Mitsubishi clings to tradition in face of change

By Chester Dawson

TOKYO (AP): Life-time employment. Seniority-based promotions.
Cozy ties between member firms. The Mitsubishi group's
traditional ways of doing business were hailed in the 1980s as
the keys to rocketing to the pinnacle of Japan Inc. -- and world
industry.

Those traditions have earned Mitsubishi a darker reputation in
the 1990s: stick in the mud.

As Japan searches desperately for an escape hatch out of its
deepest recession since World War II, the venerable Mitsubishi
empire has emerged not as a symbol of success, but a lesson in
what's wrong with the Japanese way of doing things.

"The changes facing the Japanese economy are not short-term,
but structural, so the Mitsubishi group is pulling Japan back by
sticking to old ways," said Hiroshi Okumura, a professor in the
business studies department at Tokyo's Chuo University.

At Mitsubishi, the signs of malaise are in the ledger.

Japan's slide into recession has brought a drop in profits and
revenue at most Mitsubishi firms, including Mitsubishi Electric
Corp., Mitsubishi Motors Corp. and Nikon Corp. Only four of the
group's 25 core companies with publicly traded shares posted
increases in profit and sales for the fiscal year ended in March.

The group, made up of companies with large stakes in each
other, was dismembered after World War II. Mitsubishi was rebuilt
in the decades after the war, and now faces its toughest
challenges since grappling with the oil shocks of the 1970s.
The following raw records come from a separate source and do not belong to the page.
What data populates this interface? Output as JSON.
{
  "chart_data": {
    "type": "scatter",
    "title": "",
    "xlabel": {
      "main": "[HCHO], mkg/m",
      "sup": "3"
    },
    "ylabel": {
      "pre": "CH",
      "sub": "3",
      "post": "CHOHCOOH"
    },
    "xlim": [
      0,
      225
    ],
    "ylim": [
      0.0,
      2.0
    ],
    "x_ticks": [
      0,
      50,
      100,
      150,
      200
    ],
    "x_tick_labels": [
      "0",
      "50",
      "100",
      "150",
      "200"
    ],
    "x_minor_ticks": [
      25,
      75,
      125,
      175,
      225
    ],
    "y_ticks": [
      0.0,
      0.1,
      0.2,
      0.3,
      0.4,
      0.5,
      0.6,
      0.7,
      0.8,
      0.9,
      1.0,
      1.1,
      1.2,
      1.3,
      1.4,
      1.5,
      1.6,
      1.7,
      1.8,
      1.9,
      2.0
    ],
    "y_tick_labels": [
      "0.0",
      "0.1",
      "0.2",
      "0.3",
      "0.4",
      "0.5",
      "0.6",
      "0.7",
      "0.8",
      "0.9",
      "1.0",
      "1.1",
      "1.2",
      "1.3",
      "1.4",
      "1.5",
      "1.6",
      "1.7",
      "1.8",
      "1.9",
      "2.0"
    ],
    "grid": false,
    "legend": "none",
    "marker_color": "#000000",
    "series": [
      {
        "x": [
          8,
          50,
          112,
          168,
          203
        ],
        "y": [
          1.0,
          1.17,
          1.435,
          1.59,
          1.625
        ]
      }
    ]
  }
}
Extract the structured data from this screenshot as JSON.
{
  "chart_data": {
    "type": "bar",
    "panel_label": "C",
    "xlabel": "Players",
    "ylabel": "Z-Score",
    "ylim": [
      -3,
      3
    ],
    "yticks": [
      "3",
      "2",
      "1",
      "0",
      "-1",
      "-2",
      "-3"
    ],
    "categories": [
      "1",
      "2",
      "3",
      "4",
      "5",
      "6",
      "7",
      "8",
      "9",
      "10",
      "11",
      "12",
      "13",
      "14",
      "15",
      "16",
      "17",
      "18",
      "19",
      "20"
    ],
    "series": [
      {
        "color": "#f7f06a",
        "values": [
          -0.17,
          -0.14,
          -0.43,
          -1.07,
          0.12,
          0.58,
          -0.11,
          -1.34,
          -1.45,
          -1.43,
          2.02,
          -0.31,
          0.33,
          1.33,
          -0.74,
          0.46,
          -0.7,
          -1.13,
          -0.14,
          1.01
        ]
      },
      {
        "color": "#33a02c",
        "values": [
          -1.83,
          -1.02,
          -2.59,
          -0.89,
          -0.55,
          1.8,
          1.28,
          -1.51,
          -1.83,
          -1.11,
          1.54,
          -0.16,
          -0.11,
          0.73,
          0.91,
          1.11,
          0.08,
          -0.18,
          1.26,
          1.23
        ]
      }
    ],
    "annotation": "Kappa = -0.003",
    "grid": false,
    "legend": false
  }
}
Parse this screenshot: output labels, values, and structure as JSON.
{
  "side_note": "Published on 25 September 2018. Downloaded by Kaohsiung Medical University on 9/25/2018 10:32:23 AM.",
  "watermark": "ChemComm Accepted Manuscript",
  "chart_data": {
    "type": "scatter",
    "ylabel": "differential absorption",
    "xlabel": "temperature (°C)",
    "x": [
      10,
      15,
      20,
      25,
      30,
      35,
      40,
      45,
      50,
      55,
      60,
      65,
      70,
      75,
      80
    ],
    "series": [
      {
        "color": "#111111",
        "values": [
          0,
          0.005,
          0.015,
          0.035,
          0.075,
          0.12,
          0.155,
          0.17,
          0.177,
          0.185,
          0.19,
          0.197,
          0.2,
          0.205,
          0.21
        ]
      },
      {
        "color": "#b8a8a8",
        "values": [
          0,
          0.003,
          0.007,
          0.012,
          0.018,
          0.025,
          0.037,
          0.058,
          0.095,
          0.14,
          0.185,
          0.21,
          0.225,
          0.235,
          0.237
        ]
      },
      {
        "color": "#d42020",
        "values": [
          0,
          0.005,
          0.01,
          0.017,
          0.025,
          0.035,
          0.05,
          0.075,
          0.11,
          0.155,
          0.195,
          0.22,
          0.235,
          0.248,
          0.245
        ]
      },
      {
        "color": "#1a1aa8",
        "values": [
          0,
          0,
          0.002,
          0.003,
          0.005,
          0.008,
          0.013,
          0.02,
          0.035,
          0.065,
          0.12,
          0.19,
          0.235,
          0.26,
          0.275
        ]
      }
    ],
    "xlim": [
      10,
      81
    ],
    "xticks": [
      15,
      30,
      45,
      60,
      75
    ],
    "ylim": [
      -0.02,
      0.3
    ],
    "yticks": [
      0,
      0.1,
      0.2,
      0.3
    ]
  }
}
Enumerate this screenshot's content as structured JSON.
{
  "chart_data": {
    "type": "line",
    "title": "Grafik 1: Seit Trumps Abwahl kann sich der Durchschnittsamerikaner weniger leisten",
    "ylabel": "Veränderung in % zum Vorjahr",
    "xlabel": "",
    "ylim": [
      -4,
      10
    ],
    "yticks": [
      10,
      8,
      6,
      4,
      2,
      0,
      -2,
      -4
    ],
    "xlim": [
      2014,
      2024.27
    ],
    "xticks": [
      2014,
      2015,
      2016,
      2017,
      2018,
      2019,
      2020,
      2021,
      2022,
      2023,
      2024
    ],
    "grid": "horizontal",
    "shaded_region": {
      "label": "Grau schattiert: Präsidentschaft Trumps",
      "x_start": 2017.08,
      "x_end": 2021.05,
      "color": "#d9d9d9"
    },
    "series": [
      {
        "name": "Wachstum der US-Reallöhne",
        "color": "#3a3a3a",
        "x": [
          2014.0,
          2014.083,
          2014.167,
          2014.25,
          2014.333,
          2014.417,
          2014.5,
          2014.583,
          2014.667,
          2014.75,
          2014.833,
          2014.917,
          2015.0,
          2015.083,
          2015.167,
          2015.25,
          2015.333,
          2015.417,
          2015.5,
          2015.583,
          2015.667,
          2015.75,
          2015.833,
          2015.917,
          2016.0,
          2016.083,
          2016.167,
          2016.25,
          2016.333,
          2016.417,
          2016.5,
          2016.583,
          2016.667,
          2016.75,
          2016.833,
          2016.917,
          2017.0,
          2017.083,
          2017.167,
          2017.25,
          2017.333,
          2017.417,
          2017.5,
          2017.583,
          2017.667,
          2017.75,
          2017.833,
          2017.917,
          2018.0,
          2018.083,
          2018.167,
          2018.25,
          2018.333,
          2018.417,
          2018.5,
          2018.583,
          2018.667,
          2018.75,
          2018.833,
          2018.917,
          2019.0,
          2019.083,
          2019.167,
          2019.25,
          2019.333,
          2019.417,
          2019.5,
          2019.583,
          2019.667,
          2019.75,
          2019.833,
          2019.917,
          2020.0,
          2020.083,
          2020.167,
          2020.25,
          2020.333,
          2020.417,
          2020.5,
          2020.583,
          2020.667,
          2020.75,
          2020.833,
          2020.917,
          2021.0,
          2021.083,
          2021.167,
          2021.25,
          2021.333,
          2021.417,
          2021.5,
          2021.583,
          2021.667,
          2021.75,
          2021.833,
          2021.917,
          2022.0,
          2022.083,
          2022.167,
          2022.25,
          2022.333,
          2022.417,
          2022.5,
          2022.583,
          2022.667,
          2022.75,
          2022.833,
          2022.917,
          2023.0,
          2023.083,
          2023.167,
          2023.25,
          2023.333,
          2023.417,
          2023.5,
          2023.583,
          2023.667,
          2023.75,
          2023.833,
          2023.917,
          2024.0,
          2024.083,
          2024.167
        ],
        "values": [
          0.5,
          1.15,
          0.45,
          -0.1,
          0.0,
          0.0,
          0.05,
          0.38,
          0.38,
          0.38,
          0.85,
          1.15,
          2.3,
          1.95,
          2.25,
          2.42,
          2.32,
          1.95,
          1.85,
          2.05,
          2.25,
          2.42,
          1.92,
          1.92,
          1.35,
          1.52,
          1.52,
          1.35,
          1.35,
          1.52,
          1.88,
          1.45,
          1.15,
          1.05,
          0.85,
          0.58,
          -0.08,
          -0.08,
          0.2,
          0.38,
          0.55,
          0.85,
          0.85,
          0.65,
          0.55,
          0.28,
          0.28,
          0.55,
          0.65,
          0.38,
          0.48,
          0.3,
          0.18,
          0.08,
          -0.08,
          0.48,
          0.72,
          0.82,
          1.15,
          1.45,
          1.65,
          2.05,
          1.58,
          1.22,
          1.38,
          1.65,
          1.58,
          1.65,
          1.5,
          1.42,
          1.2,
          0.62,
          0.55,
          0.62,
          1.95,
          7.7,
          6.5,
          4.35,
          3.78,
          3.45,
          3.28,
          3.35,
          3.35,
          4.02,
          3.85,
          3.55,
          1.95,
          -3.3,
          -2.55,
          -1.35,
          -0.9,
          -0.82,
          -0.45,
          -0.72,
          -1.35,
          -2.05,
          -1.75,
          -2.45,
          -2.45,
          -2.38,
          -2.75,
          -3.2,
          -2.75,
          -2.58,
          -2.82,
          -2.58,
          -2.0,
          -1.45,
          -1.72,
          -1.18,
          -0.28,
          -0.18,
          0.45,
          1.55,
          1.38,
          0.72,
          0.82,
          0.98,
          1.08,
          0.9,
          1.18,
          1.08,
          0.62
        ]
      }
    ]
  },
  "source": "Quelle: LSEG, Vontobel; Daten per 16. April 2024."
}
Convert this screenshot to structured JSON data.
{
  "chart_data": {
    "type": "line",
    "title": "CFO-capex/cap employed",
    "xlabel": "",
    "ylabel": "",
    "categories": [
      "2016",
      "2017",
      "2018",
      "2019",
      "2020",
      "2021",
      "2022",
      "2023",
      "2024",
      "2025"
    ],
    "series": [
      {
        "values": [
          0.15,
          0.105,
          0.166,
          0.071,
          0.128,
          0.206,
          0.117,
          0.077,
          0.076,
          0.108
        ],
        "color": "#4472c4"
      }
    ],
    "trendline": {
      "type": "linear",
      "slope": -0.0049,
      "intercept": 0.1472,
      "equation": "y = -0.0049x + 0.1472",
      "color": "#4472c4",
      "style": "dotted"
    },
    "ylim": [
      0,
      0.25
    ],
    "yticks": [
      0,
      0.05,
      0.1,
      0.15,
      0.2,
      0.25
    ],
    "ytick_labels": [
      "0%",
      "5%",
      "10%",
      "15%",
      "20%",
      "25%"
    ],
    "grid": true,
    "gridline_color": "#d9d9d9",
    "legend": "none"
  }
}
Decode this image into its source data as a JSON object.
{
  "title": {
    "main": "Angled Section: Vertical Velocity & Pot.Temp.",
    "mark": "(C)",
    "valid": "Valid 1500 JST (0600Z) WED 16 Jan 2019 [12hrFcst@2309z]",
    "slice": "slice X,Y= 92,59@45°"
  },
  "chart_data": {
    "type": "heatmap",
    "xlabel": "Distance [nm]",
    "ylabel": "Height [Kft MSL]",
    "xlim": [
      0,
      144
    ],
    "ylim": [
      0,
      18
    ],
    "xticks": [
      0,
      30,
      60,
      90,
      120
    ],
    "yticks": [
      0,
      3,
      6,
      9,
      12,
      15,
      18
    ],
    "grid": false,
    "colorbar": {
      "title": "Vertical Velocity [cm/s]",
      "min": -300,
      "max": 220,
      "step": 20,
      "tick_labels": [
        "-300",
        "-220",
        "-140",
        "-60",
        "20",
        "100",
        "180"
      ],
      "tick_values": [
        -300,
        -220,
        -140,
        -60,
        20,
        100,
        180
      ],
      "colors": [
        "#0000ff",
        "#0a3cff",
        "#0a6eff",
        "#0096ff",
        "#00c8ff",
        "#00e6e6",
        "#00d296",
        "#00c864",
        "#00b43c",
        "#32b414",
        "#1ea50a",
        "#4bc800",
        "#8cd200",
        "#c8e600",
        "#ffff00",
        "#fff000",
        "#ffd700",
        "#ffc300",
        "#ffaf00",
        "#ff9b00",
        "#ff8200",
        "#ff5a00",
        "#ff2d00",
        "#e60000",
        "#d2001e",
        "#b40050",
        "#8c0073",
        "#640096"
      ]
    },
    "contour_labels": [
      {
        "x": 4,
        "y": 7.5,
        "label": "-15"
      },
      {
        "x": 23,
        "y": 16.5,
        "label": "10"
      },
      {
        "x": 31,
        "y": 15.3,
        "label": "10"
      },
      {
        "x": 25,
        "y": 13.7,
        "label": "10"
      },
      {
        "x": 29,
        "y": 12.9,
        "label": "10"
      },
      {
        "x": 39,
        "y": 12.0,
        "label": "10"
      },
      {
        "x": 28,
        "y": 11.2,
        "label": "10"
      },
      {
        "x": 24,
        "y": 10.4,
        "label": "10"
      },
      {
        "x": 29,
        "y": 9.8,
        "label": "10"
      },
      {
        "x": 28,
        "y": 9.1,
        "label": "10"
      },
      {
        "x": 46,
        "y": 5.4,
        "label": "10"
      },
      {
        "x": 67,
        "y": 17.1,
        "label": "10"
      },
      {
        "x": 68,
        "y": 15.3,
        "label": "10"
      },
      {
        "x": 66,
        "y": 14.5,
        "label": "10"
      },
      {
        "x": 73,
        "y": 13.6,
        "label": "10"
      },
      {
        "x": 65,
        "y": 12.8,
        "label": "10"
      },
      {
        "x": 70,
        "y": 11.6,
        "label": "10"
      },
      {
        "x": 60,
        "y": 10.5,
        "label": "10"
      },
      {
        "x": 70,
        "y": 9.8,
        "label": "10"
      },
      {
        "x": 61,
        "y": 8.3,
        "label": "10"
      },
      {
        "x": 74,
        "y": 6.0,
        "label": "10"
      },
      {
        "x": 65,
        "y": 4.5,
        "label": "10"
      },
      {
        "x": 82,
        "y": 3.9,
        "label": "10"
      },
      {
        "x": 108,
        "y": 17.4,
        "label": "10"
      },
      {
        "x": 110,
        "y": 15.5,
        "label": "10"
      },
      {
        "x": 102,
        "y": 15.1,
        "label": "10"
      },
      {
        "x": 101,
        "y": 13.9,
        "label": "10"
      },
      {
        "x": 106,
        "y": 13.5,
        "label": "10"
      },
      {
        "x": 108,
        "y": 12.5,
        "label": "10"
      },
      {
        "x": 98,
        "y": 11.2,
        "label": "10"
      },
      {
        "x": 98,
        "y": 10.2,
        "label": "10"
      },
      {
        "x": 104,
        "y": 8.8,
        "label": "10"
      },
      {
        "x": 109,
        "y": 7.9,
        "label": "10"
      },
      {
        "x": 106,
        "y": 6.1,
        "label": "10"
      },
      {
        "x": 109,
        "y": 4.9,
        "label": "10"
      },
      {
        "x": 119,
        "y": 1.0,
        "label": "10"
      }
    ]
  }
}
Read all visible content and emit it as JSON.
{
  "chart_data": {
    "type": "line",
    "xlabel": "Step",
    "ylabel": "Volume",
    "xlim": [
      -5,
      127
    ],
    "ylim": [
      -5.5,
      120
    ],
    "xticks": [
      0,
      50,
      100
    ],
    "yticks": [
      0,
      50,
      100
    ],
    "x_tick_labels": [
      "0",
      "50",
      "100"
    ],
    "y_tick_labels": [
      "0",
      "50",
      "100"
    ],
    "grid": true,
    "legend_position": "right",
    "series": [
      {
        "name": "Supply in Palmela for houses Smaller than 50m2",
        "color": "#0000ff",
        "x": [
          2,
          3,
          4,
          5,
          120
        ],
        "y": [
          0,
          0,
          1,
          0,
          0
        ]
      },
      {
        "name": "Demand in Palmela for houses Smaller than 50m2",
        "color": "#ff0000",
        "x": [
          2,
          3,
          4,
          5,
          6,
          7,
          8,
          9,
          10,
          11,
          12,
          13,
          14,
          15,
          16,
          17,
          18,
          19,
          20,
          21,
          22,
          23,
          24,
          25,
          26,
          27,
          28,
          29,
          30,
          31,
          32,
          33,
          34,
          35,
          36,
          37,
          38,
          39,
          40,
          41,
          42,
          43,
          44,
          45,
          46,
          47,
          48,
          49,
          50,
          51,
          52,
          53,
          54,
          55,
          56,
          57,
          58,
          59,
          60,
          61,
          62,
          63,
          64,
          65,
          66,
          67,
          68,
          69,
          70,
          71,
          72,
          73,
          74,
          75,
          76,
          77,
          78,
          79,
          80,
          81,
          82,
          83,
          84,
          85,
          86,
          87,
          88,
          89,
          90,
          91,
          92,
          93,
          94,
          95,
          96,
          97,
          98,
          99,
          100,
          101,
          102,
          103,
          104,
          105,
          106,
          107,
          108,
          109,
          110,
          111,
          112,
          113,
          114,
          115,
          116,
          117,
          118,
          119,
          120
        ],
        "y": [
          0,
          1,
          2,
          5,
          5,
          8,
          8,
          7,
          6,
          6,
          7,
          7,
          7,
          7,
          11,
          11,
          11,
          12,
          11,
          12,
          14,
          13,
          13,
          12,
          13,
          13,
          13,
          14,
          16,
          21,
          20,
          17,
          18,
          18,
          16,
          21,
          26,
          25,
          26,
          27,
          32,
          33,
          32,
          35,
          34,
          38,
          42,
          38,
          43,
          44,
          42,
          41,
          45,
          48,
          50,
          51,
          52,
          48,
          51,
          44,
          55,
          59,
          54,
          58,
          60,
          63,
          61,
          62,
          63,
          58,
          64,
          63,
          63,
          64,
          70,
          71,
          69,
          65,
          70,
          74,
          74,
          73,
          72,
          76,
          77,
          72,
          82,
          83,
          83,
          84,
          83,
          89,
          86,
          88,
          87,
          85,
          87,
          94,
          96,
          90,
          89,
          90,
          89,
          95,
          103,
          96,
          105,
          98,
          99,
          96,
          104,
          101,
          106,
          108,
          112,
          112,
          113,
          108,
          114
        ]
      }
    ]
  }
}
"The crisis which confronts the Mitsubishi group is much more
serious than it was 20 or 30 years ago," said Minoru Makihara,
chairman of Mitsubishi Corp., a trading house at the center of
the group.

That's quite a blow for Mitsubishi, whose core companies
oversee more than 250,000 workers in firms with combined earnings
of roughly 30 trillion yen (US$216 billion) -- larger than the
entire economy of Austria.

Making products ranging from beer to rocket engines, the
Mitsubishi group has grown in tandem with Japan's transformation
from a feudal backwater in the 19th century into the world's
second-largest economy.

Just a few years ago, Mitsubishi seemed an emblem of the
Japanese challenge to corporate America. But the group's fortunes
peaked not long after its real estate arm, Mitsubishi Estate Co.,
snapped up Rockefeller Center in 1989. That jewel in the group's
crown was sold off -- at a loss -- seven years later as Japan's
economic miracle unraveled.

The economy is not coming back anytime soon. In a report
issued in July, Japan's Economic Planning Agency warned of a
marked decline in industrial labor productivity -- and called for
overhauling the traditional employment and management models
which have been championed by Mitsubishi.

At issue are the paternalistic business practices
characteristic of much of Japan Inc.: cooperation among related
firms and cradle-to-grave benefits for loyal workers. Mitsubishi
even runs a matchmaking service for its employees named after its
distinctive red trademark -- the "Diamond Family Club."

Among the staunchest defenders of Mitsubishi's conservative
style is Kentaro Aikawa, chairman of Mitsubishi Heavy Industry
Ltd. and de facto head of the group. He recently earned the
enmity of shareholders by speaking out publicly in favor of
putting company jobs ahead of profits.

Coming from a business baron those remarks sound odd. But they
are very much in line with the corporate principles laid down by
Yataro Iwasaki, the scion of a samurai clan who founded
Mitsubishi in 1873.

Once nurtured by government subsidies, Mitsubishi has long
harbored a commitment to broad national interests. Iwasaki's zeal
for public service is enshrined in the first of the group's
business principles: corporate responsibility to society.
Still, the fabled unity of Mitsubishi has begun to fray.

"The individual companies have to survive by themselves. They
cannot depend on help from the group," said Yoshihiro Sakamoto, a
former top trade ministry official who now serves as an advisor
at The Bank of Tokyo-Mitsubishi Ltd.

A solution to the group's woes has so far eluded the chief
executives from 28 core Mitsubishi firms, who gather once a month
for a brainstorming session in a top floor suite around a long
oval table, with a wooden Buddhist deity decorating one wall.

But some voices within Mitsubishi are calling for a drastic
restructuring to shed troubled units. Others seek more moderate
steps such as trimming bloated payrolls by getting rid of
unneeded workers.

The burden of history is heavy, however.

"Japanese companies are destined to make cutbacks whether we
like it or not," said Katsuhiko Kawasoe, president of Mitsubishi
Motors Corp. "But Mitsubishi can't be the first to do so."